|Common PAS include I&R, counseling, respite, training, advocacy, and support groups.|
Across the five states, the services most widely offered by PAS programs included information and referral, counseling, crisis intervention, respite, case management, training for parents and professionals, advocacy, and support groups. Some variation existed among the states. Texas was the only state to offer residential treatment within the PAS program; Georgia was the only state to offer tutoring; and Oregon was the only state that did not include counseling, crisis intervention, and respite.(6)
Information and referral (I&R). States used diverse strategies for information and referral services: 24-hour phone lines, websites, lending libraries, databases of adoption-competent professionals, printed materials (both about the program and about specific resources for families), and newsletters. Two states operated lending libraries (including books and videos), which were said to be well used, and one state was preparing to place regional advisors around the state.
As part of their response teams, the Virginia and Massachusetts programs used parent liaisons, who were themselves adoptive parents, to provide information and referrals. Parent liaisons in both states talked with the families who had contacted their agencies, identified their needs, and worked to locate needed resources.
PAS programs in the five states provided families with referrals to community mental health and other service providers. In Massachusetts, a subcontractor to the lead service agency provided families with free access to its extensive provider database.
Counseling and crisis intervention. In four of the case-study states, counseling and crisis intervention was available directly from the PAS providers or through referrals to community mental health agencies that were reimbursed by the PAS provider.
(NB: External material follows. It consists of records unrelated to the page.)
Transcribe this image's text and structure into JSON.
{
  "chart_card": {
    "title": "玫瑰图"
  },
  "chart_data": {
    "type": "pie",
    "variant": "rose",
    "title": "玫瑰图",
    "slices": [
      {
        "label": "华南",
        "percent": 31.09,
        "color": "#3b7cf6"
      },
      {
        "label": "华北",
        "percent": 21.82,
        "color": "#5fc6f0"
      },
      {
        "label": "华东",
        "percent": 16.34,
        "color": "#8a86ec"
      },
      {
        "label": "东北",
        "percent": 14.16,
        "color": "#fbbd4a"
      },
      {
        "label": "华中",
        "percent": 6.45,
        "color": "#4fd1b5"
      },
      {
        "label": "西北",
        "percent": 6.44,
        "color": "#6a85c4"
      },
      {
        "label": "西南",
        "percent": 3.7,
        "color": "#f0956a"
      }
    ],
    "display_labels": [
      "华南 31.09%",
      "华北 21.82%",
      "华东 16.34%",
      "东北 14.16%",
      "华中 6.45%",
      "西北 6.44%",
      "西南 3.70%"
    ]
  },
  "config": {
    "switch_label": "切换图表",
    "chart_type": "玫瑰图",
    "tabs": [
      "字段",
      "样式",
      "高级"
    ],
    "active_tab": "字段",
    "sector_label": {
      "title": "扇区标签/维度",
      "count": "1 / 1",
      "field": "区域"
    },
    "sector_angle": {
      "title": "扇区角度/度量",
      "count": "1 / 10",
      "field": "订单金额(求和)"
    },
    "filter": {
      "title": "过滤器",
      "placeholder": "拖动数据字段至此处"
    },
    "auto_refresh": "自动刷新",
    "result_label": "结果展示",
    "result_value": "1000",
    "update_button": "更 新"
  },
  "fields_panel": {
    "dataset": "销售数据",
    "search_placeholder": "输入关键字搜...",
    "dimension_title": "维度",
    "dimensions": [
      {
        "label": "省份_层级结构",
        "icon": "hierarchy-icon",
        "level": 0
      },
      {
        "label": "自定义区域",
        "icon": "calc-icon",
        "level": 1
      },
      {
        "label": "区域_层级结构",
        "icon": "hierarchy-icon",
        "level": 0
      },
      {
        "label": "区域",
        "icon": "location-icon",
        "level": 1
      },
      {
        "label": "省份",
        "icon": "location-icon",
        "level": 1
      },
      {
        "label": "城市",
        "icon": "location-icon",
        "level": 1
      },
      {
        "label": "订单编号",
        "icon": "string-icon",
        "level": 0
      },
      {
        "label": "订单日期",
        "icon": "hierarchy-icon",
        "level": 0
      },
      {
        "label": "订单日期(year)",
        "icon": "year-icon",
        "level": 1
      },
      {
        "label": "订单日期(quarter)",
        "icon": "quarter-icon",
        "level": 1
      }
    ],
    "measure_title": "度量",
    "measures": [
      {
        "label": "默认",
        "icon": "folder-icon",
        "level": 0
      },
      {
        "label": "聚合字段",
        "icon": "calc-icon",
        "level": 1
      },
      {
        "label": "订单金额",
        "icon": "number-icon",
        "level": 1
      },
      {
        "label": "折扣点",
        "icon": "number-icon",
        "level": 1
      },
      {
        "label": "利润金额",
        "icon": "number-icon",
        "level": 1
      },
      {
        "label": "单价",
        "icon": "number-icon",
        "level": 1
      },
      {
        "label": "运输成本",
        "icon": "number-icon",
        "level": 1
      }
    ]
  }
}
A variety of approaches was used in delivering counseling and crisis intervention services, including multidisciplinary teams and in-home services. Providers did not expressly mention conducting comprehensive clinical assessments and testing, a need expressed by adoptive parents.
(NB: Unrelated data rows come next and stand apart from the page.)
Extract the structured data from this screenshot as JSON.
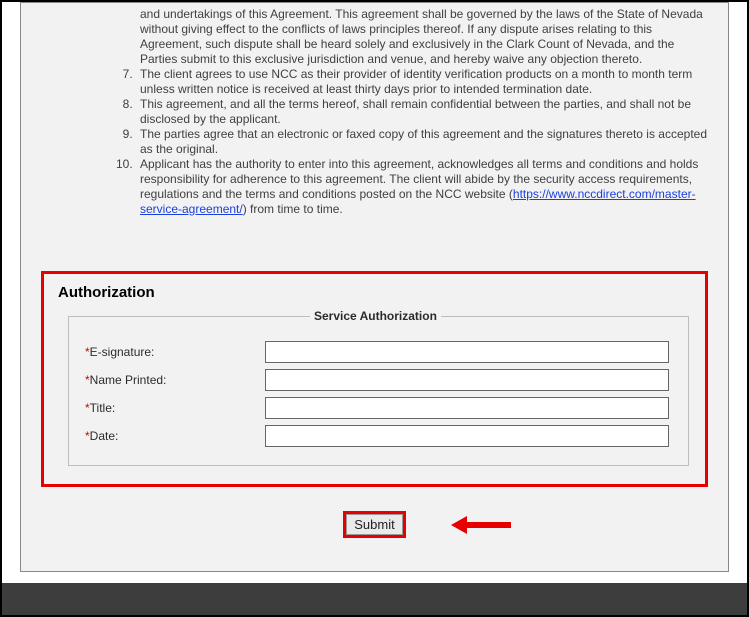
{
  "terms": {
    "start": 7,
    "item6_tail": "and undertakings of this Agreement. This agreement shall be governed by the laws of the State of Nevada without giving effect to the conflicts of laws principles thereof. If any dispute arises relating to this Agreement, such dispute shall be heard solely and exclusively in the Clark Count of Nevada, and the Parties submit to this exclusive jurisdiction and venue, and hereby waive any objection thereto.",
    "item7": " The client agrees to use NCC as their provider of identity verification products on a month to month term unless written notice is received at least thirty days prior to intended termination date.",
    "item8": " This agreement, and all the terms hereof, shall remain confidential between the parties, and shall not be disclosed by the applicant.",
    "item9": " The parties agree that an electronic or faxed copy of this agreement and the signatures thereto is accepted as the original.",
    "item10_a": " Applicant has the authority to enter into this agreement, acknowledges all terms and conditions and holds responsibility for adherence to this agreement. The client will abide by the security access requirements, regulations and the terms and conditions posted on the NCC website (",
    "item10_link": "https://www.nccdirect.com/master-service-agreement/",
    "item10_b": ") from time to time."
  },
  "authorization": {
    "heading": "Authorization",
    "legend": "Service Authorization",
    "fields": {
      "esignature": {
        "label": "E-signature:",
        "value": ""
      },
      "name_printed": {
        "label": "Name Printed:",
        "value": ""
      },
      "title": {
        "label": "Title:",
        "value": ""
      },
      "date": {
        "label": "Date:",
        "value": ""
      }
    }
  },
  "submit_label": "Submit"
}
Respite. In four of the case-study states, respite was provided through the PAS program in several forms, including reimbursement or vouchers for a caregiver, sending a child to camp or on an outing, holding special events (e.g., annual parties), or art therapy. In Virginia, the Client Fund gave PAS providers the flexibility to fund an array of services identified by clients, including respite. Due to the high demand for caregiver respite, many programs limited the availability of respite funding. Finding respite providers who were acceptable both to families and to the state often was challenging. Only one state allowed adoptive families to use other family members to provide respite.
Virginia funded an effort to increase respite resources for adoptive families through the Virginia Institute for Developmental Disabilities (VIDD), an organization affiliated with Virginia Commonwealth University. The VIDD coordinator visited each region to discuss resource development and developed a resource guide for adoptive parents based on her experiences with respite for families with developmentally delayed children.
Case management. PAS providers in the five states engaged in varying levels of case management in conjunction with providing crisis intervention, counseling services, and/or information and referral. All of the states used client-tracking systems to assist staff in case management activities. Events that were tracked included incoming referrals, case openings, service use, and case status.
Parent training. State adoption program managers and PAS coordinators/providers reported providing training not only on adoption-specific issues (e.g., grief and loss) but also on child development issues relevant to adoptive families (e.g., fetal alcohol syndrome). While many of the trainings were one-session events, providers also reported offering workshops and a series of sessions on a particular topic. Providers also sent families to adoption conferences.
Professional training. In all five case-study states, state adoption program managers and PAS coordinators/providers also reported offering professional training on adoption-specific issues and child development issues. Training audiences included child welfare workers, mental health professionals, teachers and other school staff, court system staff, and medical practitioners. Topics offered to professionals included cross-cultural competency, transracial adoption, attachment in adoption, respite care for adoptive families, education law and advocacy, and openness in adoption. In several case-study states, PAS providers themselves also received training.
Advocacy. PAS providers described accompanying client families to meetings and conferences with schools and community service providers. Staff in one Texas region attended community review board meetings for cases where the childs needs extended to several state agencies. Parent liaisons provided advocacy for families in Virginia.
Support groups. PAS providers operated support groups for parents and/or children, either by leading them or through more limited assistance (e.g., offering a location, providing refreshments, mailing flyers). In addition to PAS staff, counselors, parent liaisons, and graduate students helped facilitate the support groups. Most often, providers formed support groups according to age and level of need (e.g., therapeutic support group). A regional PAS provider in rural Virginia started an online support group. Although providers considered support groups an essential component of PAS, recruiting and retaining families had been a continuing challenge. Many tried to increase and sustain attendance by, for example, holding child and parent groups simultaneously, offering child care for parent support groups, and providing transportation.